Il capitolo si apre con due solenni principi fondati su due frasi del Signore: bisogna aver cura dei malati prima di tutto e soprattutto – espressione assoluta ed energica – e servire a loro come a Cristo in persona; seguono le due citazioni di Mt.25,36 e 40. I monaci opereranno di conseguenza, ma San Benedetto aggiunge una frase, grave, ma pacata, anche per gli infermi a non essere petulanti e troppo pretenziosi o addirittura capricciosi. Comunque, anche ammesso che i fratelli malati diventino cosi` strani – come puo` succedere a causa del male – gli altri devono sopportarli in ogni caso. La prima parte del capitolo si chiude con una ammonizione categorica all’abate affinche` si prenda “somma cura” degli infermi.

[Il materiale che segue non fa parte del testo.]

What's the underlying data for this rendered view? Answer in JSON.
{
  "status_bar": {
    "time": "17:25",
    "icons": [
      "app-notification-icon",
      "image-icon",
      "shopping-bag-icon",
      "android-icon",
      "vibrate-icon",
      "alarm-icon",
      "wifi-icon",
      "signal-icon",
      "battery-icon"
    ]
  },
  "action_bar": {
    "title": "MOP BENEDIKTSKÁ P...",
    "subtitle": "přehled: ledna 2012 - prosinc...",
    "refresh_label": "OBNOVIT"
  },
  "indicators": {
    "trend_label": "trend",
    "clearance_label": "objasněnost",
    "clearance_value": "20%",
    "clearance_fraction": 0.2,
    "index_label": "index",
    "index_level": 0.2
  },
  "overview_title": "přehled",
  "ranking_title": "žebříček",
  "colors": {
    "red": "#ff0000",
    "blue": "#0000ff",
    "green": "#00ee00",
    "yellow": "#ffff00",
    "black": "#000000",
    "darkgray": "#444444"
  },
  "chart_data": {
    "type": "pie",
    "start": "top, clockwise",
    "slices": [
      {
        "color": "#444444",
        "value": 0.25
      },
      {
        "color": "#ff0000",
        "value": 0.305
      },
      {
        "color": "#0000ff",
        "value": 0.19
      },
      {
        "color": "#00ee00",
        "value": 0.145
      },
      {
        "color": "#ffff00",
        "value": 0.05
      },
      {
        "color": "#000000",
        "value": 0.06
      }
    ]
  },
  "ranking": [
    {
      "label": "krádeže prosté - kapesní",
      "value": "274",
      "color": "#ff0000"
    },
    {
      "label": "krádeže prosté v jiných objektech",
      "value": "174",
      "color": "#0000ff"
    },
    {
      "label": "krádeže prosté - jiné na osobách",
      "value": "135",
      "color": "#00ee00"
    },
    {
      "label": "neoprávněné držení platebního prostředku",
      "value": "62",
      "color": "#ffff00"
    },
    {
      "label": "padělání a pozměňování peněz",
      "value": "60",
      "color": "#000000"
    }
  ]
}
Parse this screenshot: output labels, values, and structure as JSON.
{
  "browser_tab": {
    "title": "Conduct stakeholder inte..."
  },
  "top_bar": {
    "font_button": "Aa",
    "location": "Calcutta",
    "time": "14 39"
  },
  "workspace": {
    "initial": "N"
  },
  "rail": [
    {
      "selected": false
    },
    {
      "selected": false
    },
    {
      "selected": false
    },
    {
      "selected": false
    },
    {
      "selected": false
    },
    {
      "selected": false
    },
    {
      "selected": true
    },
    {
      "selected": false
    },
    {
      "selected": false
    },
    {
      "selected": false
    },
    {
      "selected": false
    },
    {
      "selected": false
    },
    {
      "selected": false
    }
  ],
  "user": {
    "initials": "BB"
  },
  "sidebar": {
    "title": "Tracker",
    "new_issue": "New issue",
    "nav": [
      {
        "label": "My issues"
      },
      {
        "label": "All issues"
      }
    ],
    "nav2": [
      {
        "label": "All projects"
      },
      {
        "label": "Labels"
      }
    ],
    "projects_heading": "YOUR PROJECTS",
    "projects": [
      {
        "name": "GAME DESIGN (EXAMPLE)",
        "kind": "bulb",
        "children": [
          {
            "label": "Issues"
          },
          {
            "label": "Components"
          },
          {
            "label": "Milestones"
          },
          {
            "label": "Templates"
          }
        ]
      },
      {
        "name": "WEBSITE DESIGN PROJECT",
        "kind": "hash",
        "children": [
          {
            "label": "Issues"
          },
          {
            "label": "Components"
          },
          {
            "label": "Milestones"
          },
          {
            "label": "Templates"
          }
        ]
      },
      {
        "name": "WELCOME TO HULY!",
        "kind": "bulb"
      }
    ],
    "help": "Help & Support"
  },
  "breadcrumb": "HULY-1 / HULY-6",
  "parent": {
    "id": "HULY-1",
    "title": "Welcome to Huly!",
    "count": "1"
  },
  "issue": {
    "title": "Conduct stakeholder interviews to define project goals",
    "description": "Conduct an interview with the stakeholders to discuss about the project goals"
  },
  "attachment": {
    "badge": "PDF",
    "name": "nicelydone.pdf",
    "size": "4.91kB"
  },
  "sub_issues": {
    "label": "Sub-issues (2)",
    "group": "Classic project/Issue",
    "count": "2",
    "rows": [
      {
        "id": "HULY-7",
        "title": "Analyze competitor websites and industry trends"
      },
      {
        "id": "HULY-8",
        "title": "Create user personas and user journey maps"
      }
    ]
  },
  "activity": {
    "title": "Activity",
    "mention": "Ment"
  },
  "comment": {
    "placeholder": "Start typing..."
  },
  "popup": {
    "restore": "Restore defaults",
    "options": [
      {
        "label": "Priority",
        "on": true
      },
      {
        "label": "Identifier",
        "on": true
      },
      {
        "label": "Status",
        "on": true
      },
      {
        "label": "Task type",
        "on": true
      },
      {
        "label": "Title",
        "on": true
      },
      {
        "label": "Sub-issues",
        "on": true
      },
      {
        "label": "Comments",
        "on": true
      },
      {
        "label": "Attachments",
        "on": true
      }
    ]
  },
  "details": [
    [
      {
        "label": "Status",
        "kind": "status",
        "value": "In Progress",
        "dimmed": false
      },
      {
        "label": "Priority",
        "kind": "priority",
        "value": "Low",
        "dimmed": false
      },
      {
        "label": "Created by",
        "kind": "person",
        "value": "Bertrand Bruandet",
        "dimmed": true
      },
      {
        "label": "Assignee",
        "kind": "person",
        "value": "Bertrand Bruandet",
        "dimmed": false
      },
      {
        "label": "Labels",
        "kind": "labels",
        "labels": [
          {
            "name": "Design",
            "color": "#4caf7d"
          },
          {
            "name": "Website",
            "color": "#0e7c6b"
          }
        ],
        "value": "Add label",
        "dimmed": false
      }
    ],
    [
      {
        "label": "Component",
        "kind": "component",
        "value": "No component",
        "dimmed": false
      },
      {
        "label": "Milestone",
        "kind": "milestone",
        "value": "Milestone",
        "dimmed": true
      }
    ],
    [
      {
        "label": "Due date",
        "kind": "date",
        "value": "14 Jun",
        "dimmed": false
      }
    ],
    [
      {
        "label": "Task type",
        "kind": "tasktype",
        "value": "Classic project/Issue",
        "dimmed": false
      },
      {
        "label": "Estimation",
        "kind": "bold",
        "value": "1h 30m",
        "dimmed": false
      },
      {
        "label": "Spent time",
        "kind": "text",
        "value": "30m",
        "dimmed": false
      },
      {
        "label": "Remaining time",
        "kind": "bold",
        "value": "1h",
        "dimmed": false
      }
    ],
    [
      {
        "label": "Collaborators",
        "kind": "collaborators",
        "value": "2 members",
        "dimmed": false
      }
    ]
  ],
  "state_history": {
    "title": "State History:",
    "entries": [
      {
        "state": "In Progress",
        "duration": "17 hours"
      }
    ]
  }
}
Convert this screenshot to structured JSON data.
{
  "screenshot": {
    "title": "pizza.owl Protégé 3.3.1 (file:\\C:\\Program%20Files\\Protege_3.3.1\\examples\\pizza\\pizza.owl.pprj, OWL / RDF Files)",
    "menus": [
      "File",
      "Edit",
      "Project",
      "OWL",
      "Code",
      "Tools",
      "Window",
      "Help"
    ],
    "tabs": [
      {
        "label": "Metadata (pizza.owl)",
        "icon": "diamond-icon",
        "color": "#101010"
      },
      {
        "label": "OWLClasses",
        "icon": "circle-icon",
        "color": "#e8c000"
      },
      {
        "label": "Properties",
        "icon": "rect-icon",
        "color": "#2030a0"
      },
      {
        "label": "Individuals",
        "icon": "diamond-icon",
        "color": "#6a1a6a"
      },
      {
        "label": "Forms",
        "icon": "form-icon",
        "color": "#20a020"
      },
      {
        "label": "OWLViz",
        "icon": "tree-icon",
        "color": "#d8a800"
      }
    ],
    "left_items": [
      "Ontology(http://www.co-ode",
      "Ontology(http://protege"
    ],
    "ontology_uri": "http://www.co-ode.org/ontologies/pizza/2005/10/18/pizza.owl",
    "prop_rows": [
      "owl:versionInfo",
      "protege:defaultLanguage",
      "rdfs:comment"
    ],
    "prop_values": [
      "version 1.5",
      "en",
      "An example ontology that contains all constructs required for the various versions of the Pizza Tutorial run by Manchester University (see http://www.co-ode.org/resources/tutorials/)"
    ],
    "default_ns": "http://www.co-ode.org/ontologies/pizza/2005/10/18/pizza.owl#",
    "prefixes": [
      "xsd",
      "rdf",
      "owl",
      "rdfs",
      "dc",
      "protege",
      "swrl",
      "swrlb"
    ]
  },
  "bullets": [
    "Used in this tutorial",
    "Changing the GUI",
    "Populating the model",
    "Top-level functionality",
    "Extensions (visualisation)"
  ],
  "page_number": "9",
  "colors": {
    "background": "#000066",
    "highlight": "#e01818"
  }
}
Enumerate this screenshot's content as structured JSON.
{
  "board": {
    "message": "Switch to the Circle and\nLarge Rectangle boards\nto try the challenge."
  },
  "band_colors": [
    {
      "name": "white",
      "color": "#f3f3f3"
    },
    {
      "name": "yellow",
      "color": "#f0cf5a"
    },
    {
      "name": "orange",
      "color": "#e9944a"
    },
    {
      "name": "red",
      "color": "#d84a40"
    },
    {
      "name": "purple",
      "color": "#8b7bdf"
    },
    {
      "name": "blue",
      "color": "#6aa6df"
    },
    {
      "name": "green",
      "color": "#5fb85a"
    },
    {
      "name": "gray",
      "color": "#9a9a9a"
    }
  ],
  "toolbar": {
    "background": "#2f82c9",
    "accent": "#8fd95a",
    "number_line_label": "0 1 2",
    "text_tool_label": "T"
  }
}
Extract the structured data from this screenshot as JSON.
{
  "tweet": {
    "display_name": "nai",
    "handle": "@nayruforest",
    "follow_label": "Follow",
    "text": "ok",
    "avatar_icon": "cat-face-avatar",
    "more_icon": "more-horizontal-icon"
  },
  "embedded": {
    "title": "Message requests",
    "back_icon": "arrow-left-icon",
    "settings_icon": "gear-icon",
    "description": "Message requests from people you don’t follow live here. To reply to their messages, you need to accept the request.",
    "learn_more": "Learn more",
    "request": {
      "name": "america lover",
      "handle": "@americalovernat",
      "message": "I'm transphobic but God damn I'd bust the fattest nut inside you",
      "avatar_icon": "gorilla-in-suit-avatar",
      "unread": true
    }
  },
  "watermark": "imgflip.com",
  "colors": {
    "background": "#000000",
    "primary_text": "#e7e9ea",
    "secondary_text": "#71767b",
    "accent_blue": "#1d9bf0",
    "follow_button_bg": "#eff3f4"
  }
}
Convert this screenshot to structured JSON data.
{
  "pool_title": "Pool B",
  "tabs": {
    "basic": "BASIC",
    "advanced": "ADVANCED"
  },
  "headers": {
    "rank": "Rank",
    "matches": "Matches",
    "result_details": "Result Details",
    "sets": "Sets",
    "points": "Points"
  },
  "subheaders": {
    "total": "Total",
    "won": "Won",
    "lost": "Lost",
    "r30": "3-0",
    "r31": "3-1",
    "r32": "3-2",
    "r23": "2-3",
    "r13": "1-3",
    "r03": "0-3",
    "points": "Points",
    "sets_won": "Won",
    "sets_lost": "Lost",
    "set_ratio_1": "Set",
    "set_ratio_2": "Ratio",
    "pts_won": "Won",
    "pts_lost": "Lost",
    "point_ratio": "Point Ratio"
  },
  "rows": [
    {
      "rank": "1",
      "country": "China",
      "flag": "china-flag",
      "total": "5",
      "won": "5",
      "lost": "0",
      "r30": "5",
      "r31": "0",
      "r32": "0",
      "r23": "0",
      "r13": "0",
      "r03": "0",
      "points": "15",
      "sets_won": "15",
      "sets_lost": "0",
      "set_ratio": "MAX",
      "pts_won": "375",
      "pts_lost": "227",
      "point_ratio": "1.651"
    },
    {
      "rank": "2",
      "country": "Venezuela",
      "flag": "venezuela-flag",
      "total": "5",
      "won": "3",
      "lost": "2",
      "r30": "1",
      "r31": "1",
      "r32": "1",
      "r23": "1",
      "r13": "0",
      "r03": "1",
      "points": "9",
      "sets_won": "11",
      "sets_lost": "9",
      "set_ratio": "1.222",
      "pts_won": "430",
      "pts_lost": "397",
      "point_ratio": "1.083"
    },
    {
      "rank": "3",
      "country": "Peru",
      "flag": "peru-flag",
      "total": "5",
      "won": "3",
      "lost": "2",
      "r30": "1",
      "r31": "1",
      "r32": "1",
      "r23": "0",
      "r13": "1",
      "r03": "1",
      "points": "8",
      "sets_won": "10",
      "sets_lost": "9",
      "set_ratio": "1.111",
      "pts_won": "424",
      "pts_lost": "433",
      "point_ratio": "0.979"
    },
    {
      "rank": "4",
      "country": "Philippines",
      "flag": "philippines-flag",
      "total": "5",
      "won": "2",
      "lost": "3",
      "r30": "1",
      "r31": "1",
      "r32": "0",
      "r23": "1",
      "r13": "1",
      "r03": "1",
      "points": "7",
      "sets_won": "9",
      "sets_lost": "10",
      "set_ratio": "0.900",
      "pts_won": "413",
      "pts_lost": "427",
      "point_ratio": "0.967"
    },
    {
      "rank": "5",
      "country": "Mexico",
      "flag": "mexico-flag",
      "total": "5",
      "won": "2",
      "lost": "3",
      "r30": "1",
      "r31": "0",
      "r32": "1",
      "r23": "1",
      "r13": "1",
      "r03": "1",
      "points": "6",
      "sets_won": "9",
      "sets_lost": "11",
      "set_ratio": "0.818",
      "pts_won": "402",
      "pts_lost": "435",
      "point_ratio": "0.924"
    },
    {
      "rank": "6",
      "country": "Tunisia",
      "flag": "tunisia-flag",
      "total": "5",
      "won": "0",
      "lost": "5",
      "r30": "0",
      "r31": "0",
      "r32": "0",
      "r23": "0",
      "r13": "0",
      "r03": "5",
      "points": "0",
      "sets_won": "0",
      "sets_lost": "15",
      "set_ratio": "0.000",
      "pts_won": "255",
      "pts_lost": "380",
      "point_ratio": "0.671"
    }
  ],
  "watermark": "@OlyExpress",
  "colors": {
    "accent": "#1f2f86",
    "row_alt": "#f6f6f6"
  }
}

- L’assistenza agli infermi deve avere la precedenza e la superiorità su tutto, in modo che essi siano serviti veramente come Cristo in persona,
- il quale ha detto di sé: “Sono stato malato e mi avete visitato”,
- e: “Quello che avete fatto a uno di questi piccoli, lo avete fatto a me”.
- I malati però riflettano, a loro volta, che sono serviti per amore di Dio e non opprimano con eccessive pretese i fratelli che li assistono,
- ma comunque bisogna sopportarli con grande pazienza, poiché per mezzo loro si acquista un merito più grande.
- Quindi l’abate vigili con la massima attenzione perché non siano trascurati sotto alcun riguardo.
- Per i monaci ammalati ci sia un locale apposito e un infermiere timorato di Dio, diligente e premuroso.
- Si conceda loro l’uso dei bagni, tutte le volte che ciò si renderà necessario a scopo terapeutico; ai sani, invece, e specialmente ai più giovani venga consentito più raramente.
- I malati più deboli avranno anche il permesso di mangiare carne per potersi rimettere in forze; però, appena ristabiliti, si astengano tutti dalla carne come al solito.
- Ma la più grande preoccupazione dell’abate deve essere che gli infermi non siano trascurati dal cellerario e dai fratelli che li assistono, perché tutte le negligenze commesse dai suoi discepoli ricadono su di lui.